Artists leave notes for ideas everywhere: napkins, dinner menus, their wrists, your wrists, but seldom do you hear of an artist leaving notes — or, even, full compositions — mixed into the papers of their peers or students. Yet that’s just what John Cage did back in 1978, when he visited James Tenney and left a sheet of paper containing, in full, a typically minimalist piece called “All Sides of the Small Stone.” It went undiscovered for 38 years, found finally in December of last year. It was performed last week.
The piece of paper was discovered by Tenney’s widow, Lauren Pratt, who recognized the writing as Cage’s. “I could recognize that hand. It looks like John Cage’s hand. We’d never seen [the score]. If Jim knew about it, he would tell people. But he never told me.” As The Guardian reports, the piece was performed at L.A. arts center Redcat.

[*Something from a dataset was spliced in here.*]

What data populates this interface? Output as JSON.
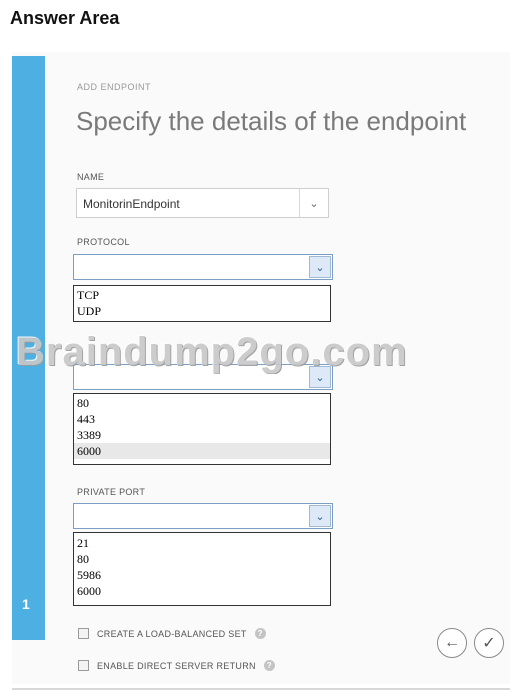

As for the piece itself, it wasn’t any kind of silent experimentation, such as Cage’s most famous work, “4’33,”” but was instead centered around crescendoing and diminishing piano notes, as arranged and performed by Mark Menzies and a number of jazz musicians. It lasted for 10 minutes, but the duration was completely up to interpretation, so, if they’d wanted it to, they could’ve performed it all the way up until now, or perhaps into eternity. Which isn’t really practical, but is definitely appropriate for John Cage, who died in 1992 but is still, obviously, having a huge impact on the music of today.